Das Ringen von Heidenau: Gericht bestätigt das Versammlungsverbot

Erstveröffentlicht: 
29.08.2015

Landkreis beruft sich auf polizeilichen Notstand / Willkommensfest vor Asylunterkunft ausgenommen

 

Von martin fischer


Heidenau. Der Landkreis Sächsische Schweiz-Osterzgebirge hat die Notbremse gezogen: Eine Woche nach den Krawallen von Rechtsradikalen in Heidenau hatten rechte und linke Gruppen wieder Kundgebungen und Demonstrationen angemeldet - und der Kreis sie alle verboten. Das Verwaltungsgericht Dresden hielt das für unzulässig, das Oberverwaltungsgericht in Bautzen dagegen stützte das Verbot - bis auf eine Ausnahme.

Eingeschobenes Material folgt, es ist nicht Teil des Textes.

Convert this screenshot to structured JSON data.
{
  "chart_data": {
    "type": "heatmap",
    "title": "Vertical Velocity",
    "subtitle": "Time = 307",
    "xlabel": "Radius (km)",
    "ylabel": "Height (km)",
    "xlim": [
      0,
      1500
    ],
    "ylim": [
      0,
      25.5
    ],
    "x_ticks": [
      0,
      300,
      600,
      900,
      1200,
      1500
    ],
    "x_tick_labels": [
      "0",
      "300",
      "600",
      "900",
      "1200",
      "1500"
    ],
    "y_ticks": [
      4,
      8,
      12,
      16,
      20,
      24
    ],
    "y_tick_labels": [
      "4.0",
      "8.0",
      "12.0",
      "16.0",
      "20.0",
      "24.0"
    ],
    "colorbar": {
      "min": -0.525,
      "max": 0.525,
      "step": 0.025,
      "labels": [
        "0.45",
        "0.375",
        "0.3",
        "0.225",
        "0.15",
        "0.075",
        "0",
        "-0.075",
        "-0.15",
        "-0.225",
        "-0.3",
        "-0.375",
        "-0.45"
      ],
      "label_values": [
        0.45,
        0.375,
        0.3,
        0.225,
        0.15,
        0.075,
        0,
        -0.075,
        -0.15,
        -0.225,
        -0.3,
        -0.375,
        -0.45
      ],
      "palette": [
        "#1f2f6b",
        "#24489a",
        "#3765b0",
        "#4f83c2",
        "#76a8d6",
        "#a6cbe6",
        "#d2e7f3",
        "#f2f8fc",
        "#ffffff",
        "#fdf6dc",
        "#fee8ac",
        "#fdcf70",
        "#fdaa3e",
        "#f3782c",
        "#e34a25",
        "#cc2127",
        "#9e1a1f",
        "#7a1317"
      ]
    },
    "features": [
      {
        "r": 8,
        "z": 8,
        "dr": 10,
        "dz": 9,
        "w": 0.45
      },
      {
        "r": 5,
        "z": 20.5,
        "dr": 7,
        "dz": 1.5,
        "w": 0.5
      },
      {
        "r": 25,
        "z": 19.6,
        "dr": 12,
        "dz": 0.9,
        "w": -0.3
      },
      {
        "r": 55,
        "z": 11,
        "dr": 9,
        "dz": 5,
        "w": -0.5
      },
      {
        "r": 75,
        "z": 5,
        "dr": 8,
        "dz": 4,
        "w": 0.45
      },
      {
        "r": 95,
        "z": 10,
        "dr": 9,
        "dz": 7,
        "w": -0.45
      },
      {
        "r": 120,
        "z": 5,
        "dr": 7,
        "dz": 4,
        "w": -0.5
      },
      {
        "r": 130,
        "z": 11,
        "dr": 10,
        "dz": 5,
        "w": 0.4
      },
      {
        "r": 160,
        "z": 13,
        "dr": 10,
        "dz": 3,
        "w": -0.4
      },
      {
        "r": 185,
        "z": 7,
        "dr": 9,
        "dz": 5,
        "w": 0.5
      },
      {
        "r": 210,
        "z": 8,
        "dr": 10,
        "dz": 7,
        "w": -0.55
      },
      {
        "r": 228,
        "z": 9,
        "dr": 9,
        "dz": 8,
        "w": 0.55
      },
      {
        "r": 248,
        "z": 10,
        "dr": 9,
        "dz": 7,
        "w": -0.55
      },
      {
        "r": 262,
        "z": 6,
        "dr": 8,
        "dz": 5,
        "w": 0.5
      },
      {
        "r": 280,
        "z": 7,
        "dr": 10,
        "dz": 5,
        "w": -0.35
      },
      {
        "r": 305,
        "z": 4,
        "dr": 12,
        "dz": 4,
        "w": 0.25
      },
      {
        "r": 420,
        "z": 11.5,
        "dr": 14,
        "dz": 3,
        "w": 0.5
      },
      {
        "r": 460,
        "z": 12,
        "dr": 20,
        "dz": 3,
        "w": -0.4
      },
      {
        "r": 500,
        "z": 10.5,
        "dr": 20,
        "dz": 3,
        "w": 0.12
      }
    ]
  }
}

Wer kann ein Versammlungsverbot aussprechen - und wann?

 
Die Versammlungsfreiheit ist im Grundgesetz garantiert. Einschränkungen müssen sehr gut begründet sein. Eine Gefährdung der öffentlichen Sicherheit und Ordnung stellt einen solchen Grund dar. Sie hatte auch das Landratsamt in Pirna angeführt. Die Behörde berief sich auf einen sogenannten polizeilichen Notstand. "Danach sind die zur Verfügung stehenden Polizeikräfte nicht in der Lage, der prognostizierten Lageentwicklung gerecht zu werden", erklärte die Beigeordnete Kati Hille. Dadurch könnten Leib und Leben von Demonstranten, Polizisten und Unbeteiligten in Gefahr sein.


Warum stehen denn nicht genügend Polizisten zur Verfügung? Können die Nachbarländer nicht helfen?

 
Sachsens Innenministerium in Dresden nennt keine Zahlen, betont aber, dass man alle zur Verfügung stehenden Einsatzkräfte mobilisiert habe. Es müssten auch noch weitere Veranstaltungen wie Fußballspiele und das Altstadtfest in Görlitz gesichert werden. Einige Anfragen in den anderen Ländern und beim Bund liefen zwar noch, die dortigen Einheiten seien aber ebenfalls schon stark eingebunden.


Warum kippte das Verwaltungsgericht Dresden das Verbot zunächst?

 
Die Richter befanden, dass es "offensichtlich rechtswidrig" ist, alle Versammlungen von gestern bis Sonntag zu untersagen. Das erschien ihnen unverhältnismäßig. Sie bemängelten außerdem, dass für die Einschätzung der Gefahrenlage lediglich die Krawalle vom vergangenen Wochenende herangezogen worden seien, "ohne sich konkret mit den für das kommende Wochenende angezeigten Versammlungen auseinanderzusetzen und darzulegen, wie von der zu erwartenden Teilnehmerzahl eine unmittelbare Gefahr für die öffentliche Sicherheit ausgehen solle".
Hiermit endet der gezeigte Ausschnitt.